I have a corpus of 643 documents with different sizes and my goal is to cluster them according their topics and label each cluster with semantic name for its main topic.

I have tired different approaches for clustering including:

  1. Clustering based on cosine distance between the tf-idf vector of weights representing words in each document.

  2. Clustering based on finding the tf-idf of words in each document, then use LSA (Latent Semantic Analysis) to find an approximate representation of the document in the LSA.. Then I forumulate a number of query terms. Each query represent a topic and rank documents according to their similarity to the different queries.

  3. Clustering based on finding the tf-idf of words in each document. Then use PCA to find the principal components and then choose the first 10 components (contributing to more than 97% of variance between documents) and perform clustering based on it.
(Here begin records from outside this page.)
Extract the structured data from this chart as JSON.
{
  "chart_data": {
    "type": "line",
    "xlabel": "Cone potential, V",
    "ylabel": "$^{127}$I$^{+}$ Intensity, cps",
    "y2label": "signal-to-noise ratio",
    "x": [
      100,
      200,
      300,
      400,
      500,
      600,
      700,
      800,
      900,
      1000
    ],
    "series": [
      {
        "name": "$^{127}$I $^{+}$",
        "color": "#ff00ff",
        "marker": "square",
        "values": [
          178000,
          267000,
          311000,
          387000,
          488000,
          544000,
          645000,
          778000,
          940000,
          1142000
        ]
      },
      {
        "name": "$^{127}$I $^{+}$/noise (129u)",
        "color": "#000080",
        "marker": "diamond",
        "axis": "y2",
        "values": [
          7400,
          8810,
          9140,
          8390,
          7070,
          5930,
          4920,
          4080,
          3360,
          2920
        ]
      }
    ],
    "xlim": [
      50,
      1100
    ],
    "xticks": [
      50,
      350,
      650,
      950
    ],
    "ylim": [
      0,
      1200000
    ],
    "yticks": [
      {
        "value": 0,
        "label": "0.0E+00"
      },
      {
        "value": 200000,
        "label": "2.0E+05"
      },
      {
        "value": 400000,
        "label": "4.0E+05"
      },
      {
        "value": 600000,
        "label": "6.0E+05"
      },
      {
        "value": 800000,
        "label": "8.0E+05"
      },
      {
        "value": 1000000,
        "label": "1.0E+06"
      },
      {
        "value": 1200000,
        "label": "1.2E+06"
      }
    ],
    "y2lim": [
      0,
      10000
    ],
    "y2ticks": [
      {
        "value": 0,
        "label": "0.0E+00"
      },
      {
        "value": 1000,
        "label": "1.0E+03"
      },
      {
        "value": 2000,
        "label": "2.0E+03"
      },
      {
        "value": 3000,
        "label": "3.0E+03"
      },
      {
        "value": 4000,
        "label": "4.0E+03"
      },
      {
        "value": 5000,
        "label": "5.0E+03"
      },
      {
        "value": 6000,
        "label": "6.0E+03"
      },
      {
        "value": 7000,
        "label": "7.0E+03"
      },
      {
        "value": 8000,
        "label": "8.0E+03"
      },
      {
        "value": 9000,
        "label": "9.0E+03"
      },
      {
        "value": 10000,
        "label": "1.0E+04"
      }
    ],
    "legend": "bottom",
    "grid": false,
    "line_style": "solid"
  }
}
I use Hierarchical agglomerative Clustering and I employ the Silhouette value to get an indication for the optimal cut level of the resultant dendrogram and therefore the number of clusters.
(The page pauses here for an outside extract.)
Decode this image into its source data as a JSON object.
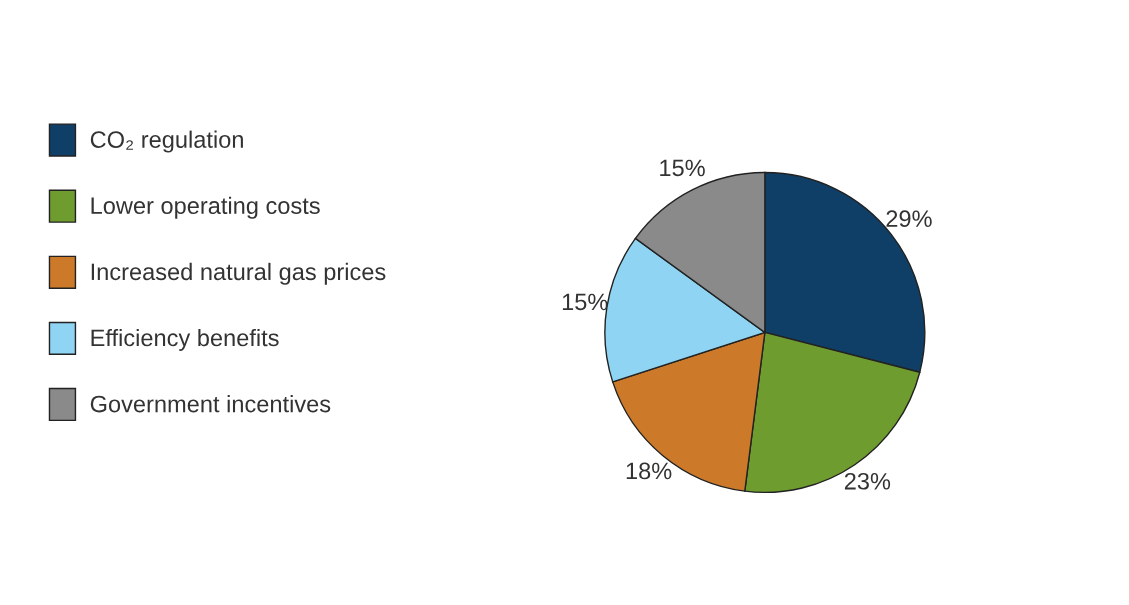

However, I don't think that the clustering results really represent documents belonging to different topics. Most of time I end with having one very big cluster (> 200 documents) and other few clusters with small number of documents each.

I have noticed that the documents are different in their size significantly, The quantiles for the number of words / document are as follow:

25% of documents have 6 or more words.
50% of documents have 12 or more words
75% of documents have 21 or more words
3 documents have more than 200 words. (The one with maximum words have 608 words).

Do you think that the big variation for number of words can be a reason for a problem in clustering. ?? and If Yes, would you please suggest possible methods to solve such problem.

Best Answer

The TF part of the TF-IDF approach is supposed to use relative term frequencies, which equals normalizing the data by document length.

This is probably as good as you can do to counter this problem.

Topic clustering isn't trivial. There is much more to language than topics. So the clustering algorithm may well end up clustering text by e.g. ethnicity or gender or educational status of the author: these may all be different reasons for people using different words and language.

Without supervision, there is by no means a guarantee that you will have topic clusters.